Office 365 users targeted by phishers employing simple HTML tricks

Get a copy of the upcoming book "Secure Operations Technology"

Phishers are using a simple but effective trick to fool Microsoft’s NLP-based anti-phishing protections and Office 365 users into entering their login credentials into spoofed login pages.

The phishing emails landing in targets’ inboxes warn potential victims that their email account has reached a “maximum quota limit” and that they should upgrade their account. To the casual observer, the emails appear to be “signed” by Microsoft.

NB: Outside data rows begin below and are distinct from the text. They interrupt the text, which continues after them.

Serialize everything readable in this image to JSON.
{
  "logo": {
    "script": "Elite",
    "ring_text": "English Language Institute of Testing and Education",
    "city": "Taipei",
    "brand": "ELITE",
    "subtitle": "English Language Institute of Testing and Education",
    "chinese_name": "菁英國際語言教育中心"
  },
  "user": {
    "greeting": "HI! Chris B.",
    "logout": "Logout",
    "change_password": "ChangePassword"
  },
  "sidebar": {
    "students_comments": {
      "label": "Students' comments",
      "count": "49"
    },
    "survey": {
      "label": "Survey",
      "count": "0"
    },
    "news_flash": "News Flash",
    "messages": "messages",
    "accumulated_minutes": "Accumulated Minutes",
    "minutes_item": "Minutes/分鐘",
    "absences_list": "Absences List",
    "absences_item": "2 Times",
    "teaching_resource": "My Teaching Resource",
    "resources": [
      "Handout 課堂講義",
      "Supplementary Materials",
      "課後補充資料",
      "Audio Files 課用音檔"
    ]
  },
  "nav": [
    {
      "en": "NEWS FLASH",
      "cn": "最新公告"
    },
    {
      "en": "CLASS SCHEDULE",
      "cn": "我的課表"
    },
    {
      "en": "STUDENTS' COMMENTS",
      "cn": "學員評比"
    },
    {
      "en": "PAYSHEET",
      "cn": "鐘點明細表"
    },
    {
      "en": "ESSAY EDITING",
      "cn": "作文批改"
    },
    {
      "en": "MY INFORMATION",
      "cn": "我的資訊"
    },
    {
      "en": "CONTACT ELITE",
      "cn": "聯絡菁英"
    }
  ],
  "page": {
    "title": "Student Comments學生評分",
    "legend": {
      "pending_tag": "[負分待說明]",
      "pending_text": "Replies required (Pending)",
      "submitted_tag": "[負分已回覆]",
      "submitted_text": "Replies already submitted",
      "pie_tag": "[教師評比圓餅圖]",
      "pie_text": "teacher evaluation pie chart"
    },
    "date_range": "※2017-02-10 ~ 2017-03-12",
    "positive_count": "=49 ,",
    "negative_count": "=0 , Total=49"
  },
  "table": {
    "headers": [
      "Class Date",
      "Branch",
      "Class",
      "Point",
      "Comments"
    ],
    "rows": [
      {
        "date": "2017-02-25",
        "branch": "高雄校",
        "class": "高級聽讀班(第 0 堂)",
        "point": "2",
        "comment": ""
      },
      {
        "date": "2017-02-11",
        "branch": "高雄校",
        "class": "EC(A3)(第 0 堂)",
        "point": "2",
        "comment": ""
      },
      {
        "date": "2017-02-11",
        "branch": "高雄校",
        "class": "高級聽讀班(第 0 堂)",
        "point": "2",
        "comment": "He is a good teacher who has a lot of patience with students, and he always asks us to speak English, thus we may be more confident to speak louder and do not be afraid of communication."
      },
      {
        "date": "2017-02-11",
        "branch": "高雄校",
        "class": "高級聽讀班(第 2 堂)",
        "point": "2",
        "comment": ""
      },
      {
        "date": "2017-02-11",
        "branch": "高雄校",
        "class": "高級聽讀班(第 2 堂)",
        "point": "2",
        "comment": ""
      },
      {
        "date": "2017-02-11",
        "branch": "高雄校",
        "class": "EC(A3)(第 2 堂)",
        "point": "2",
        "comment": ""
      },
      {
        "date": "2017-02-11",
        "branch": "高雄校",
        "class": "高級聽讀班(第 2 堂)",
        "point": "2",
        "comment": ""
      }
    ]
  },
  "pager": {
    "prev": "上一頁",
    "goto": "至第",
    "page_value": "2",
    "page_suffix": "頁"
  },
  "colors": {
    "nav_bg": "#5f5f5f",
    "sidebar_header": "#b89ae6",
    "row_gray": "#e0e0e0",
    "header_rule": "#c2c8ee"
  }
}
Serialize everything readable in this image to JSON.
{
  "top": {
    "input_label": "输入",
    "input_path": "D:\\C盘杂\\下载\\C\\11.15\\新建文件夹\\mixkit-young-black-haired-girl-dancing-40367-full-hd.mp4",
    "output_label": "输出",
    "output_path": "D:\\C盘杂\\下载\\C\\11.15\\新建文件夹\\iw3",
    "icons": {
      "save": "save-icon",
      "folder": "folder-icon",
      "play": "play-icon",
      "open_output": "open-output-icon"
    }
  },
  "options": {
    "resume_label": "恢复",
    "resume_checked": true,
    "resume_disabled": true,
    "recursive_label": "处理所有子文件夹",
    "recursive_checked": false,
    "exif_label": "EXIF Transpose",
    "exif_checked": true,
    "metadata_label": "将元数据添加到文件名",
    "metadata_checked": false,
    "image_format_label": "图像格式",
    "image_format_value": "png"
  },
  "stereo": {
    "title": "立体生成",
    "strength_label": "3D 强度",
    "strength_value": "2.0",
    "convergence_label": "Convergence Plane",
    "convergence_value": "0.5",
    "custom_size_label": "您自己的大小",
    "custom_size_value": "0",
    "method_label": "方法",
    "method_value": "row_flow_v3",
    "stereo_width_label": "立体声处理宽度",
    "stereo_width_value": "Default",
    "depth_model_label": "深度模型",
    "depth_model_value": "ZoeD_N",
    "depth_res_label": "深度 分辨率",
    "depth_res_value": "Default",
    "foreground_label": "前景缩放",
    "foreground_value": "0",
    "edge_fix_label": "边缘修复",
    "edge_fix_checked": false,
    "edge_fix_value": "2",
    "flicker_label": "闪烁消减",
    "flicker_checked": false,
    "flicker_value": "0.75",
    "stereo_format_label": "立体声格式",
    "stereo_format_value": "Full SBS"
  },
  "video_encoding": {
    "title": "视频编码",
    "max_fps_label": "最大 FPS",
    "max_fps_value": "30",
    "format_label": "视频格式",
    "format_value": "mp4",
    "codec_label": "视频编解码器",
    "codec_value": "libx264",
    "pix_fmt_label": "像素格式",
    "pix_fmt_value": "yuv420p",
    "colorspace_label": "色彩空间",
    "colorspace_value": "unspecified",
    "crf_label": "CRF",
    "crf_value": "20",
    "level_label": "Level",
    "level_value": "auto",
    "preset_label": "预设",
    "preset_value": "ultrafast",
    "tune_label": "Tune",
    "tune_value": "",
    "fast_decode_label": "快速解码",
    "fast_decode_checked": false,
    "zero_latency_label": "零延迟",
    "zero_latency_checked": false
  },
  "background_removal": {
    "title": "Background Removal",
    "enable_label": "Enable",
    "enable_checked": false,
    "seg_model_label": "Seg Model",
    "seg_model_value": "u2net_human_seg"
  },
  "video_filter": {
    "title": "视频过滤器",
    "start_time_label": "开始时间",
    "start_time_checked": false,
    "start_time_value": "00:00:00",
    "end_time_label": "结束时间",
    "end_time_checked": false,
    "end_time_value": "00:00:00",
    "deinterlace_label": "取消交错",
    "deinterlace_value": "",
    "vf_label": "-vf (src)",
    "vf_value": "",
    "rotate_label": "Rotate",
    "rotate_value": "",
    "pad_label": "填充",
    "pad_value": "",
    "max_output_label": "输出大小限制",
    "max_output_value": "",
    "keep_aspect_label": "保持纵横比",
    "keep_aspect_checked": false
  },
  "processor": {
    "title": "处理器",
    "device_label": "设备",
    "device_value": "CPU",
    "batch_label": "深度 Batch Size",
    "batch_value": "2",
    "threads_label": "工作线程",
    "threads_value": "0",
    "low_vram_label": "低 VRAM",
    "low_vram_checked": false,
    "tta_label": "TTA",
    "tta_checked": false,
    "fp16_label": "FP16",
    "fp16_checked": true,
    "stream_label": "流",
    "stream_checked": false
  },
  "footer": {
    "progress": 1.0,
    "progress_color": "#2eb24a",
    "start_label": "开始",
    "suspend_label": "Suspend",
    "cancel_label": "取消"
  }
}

Office 365 phishing tricks

The fact that they are not sent from an official Microsoft email address should trigger Microsoft’s protections, but the phishers have found a way to trick the phishing scanners: they use random text throughout the email to break up the text strings that would trigger the natural language processing and set the text’s font size to zero:

Office 365 phishing tricks

So, while the victims sees the email signature saying Microsoft, Microsoft’s cloud email service sees a seemingly random (and definitely not suspicious) string of characters.

Avanan researcher Yoav Nathaniel pointed out the technique, which they dubbed ZeroFont, isn’t new. It was used in the past to bypass spam filters, but is now seldom seen anymore.

The company has also recently spotted phishers splitting and disguising malicious links in emails by using the URL tag, and the trick fools email filters because they are not handling the HTML code correctly.